No discussion of the precarious state of free speech is complete without mentioning Islam and its strict speech codes, which are beginning to find purchase in Western societies. Europe saw the imposition of its first sharia speech law in October with the European Court of Human Rights prosecution of an Austrian woman for blasphemy against Mohammed.
These codes are theoretically justified as bans against insulting the sensibilities of any religion, which would be bad enough from a free-speech standpoint but, in practice, only one religion is likely to enjoy vigorous protection. Islam is serious about its blasphemy codes and ready to use everything from lawsuits and grievance politics to the Heckler’s Veto to enforce them.
In a decaying free speech environment where using “him” and “her” to refer to biological males and females is suddenly controversial, the censorship demands of an activist Muslim minority will count for more than the relaxed attitudes of moderates who merely frown at blasphemy.

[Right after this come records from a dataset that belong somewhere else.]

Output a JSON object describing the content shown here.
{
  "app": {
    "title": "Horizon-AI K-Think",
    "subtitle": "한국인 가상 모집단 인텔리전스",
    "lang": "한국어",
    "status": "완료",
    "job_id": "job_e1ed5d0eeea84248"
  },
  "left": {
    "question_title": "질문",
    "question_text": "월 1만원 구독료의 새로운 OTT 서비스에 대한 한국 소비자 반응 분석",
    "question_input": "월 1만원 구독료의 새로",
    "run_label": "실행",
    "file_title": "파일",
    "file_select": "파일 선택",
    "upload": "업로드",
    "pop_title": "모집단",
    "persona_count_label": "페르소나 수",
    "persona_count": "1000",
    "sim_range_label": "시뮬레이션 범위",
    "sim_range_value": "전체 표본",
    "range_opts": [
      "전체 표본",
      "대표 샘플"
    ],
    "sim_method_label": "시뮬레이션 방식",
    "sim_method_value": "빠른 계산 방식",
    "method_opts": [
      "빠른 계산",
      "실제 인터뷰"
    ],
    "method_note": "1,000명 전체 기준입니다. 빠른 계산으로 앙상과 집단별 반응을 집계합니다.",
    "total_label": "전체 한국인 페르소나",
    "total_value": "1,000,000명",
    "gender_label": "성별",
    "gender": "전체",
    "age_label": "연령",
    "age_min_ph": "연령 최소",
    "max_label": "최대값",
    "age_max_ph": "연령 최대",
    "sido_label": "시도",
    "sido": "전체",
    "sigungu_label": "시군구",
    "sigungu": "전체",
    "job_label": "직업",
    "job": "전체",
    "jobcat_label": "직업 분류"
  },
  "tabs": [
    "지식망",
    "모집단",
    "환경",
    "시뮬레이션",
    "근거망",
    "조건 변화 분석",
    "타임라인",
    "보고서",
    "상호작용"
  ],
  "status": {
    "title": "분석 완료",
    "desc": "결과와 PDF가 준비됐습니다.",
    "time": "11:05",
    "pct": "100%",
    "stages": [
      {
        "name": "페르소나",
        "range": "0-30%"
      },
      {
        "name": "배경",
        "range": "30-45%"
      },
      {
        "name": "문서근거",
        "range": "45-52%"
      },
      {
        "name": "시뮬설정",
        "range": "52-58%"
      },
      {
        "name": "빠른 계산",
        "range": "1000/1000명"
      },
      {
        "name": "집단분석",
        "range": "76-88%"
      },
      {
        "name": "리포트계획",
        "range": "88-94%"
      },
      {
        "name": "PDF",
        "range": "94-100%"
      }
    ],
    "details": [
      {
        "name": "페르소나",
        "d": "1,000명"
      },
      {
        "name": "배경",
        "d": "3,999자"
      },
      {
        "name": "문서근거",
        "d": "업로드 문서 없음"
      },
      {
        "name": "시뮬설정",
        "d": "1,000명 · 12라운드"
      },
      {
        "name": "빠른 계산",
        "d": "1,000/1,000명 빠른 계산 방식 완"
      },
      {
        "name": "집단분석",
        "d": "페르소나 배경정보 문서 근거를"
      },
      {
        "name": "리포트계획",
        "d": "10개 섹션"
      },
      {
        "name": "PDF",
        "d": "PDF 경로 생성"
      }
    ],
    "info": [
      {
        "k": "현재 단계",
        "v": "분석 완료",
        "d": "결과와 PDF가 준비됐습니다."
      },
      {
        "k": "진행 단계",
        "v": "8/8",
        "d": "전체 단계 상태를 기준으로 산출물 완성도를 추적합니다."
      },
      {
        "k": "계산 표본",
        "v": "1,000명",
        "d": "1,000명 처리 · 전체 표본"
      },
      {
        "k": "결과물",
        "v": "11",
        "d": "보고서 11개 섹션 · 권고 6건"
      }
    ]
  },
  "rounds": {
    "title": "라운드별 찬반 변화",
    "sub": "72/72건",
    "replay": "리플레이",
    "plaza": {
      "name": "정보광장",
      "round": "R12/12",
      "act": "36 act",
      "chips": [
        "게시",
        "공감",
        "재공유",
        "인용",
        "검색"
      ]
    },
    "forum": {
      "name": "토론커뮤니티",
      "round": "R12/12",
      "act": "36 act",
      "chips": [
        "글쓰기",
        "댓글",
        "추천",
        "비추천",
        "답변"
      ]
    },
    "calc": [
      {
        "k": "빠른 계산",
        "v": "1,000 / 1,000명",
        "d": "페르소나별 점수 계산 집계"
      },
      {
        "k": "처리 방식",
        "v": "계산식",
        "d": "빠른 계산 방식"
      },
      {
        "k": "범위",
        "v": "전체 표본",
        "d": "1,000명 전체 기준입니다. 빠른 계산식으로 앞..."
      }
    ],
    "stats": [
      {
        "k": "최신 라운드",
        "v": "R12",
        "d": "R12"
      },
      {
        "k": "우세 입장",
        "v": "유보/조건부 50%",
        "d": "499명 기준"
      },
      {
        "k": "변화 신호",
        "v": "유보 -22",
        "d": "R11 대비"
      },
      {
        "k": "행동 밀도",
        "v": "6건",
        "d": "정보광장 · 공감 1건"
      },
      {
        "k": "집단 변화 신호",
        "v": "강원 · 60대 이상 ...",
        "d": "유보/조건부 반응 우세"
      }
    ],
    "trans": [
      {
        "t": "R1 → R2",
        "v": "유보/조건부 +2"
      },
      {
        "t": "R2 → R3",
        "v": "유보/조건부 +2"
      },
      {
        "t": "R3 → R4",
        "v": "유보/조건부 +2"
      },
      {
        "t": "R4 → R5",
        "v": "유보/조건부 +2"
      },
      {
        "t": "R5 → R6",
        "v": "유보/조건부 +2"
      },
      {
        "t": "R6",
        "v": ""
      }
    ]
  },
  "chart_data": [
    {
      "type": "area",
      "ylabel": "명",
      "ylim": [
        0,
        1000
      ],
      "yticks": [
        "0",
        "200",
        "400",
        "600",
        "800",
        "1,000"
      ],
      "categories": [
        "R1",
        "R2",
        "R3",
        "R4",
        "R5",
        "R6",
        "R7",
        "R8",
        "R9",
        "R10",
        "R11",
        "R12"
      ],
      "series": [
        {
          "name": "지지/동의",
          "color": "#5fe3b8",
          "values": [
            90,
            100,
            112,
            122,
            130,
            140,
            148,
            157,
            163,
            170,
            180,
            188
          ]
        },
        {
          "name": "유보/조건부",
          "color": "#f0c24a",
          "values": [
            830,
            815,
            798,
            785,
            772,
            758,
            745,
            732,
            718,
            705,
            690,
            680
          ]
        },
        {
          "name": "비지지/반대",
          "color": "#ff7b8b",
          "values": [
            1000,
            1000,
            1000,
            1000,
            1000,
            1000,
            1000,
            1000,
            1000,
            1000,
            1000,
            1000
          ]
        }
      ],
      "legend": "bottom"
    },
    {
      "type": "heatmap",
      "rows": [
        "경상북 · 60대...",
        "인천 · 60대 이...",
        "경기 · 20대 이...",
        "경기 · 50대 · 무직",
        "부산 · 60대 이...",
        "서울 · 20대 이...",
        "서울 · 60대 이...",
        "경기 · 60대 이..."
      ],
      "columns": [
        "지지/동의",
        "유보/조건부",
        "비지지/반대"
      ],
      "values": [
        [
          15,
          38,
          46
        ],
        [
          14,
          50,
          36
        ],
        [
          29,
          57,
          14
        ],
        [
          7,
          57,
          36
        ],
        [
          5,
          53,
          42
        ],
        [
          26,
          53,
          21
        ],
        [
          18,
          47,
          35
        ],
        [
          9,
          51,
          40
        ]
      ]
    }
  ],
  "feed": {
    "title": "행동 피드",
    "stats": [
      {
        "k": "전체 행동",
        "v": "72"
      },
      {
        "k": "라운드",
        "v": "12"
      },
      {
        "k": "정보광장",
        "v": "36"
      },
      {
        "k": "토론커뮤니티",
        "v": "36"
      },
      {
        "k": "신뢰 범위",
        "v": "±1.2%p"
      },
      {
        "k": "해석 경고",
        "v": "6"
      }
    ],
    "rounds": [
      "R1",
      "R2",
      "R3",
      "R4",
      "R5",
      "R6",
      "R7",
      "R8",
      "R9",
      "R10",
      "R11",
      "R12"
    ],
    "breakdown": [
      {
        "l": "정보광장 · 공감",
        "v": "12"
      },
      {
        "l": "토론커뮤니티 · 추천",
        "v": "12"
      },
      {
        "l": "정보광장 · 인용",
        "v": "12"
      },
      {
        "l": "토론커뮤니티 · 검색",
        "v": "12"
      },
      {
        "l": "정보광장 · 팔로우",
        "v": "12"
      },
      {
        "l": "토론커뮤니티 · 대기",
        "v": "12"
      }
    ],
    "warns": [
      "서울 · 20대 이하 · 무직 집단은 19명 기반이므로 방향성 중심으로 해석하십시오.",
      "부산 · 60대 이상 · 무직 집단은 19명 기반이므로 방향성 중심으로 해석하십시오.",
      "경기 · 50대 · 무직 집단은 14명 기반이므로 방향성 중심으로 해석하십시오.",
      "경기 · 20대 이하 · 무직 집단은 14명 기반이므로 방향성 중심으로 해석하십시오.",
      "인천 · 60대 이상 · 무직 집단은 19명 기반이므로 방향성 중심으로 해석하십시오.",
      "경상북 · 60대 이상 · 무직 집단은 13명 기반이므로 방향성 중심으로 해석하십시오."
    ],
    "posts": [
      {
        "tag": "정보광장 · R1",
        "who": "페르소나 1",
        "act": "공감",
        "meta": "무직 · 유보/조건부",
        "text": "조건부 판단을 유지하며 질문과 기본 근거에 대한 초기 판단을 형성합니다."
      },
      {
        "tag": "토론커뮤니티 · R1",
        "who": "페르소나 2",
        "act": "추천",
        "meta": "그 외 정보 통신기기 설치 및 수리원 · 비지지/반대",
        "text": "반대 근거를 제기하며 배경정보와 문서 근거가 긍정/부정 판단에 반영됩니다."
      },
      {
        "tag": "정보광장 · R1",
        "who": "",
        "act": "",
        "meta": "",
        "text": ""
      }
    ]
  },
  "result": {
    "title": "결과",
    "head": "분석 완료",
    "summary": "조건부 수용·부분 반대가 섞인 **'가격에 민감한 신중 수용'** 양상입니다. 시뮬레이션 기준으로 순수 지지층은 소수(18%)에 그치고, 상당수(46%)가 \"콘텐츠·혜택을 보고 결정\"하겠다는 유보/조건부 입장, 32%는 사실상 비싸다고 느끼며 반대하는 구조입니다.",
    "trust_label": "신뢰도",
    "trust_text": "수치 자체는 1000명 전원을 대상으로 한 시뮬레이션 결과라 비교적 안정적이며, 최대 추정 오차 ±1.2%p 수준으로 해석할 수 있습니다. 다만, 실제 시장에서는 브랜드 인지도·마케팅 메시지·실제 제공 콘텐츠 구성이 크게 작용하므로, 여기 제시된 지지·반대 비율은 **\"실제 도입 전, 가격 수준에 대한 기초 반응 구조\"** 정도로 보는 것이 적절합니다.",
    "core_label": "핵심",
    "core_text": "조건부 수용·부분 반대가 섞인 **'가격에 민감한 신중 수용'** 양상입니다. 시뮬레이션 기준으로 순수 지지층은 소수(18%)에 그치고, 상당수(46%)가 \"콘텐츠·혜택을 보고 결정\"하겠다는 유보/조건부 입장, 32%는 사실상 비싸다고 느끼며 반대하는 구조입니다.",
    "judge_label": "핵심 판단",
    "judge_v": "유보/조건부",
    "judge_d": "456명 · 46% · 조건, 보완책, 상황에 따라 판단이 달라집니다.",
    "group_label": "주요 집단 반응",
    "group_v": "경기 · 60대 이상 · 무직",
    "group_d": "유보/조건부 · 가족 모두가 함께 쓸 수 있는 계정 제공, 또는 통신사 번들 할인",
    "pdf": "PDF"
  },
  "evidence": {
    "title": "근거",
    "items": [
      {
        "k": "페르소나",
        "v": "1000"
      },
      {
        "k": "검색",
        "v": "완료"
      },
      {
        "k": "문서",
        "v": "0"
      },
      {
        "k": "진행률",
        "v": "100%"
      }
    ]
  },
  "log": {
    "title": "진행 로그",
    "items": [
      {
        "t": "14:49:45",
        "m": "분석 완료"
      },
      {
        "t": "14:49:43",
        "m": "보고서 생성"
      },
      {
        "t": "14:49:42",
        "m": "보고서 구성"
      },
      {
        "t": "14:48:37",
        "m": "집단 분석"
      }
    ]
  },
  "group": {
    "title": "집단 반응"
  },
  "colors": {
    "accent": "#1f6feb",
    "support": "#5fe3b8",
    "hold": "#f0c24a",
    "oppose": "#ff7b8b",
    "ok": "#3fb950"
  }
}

Energy is the key factor now that free speech is highly negotiable, a social commodity rather than an inalienable right. The speech police are more energized and better organized than stalwart defenders of free speech. The list of dangerous ideas grows dangerously long. Instead of fighting for free expression, people want to get in the game with their own list of banned words, blacklisted speakers, and boycotted companies. Holding the other side to the “new rules” of political correctness seems like a more effective strategy than celebrating the principle of free speech while our adversaries roll over us with bulldozers.
Be thankful for free speech, because you will probably have less of it next year.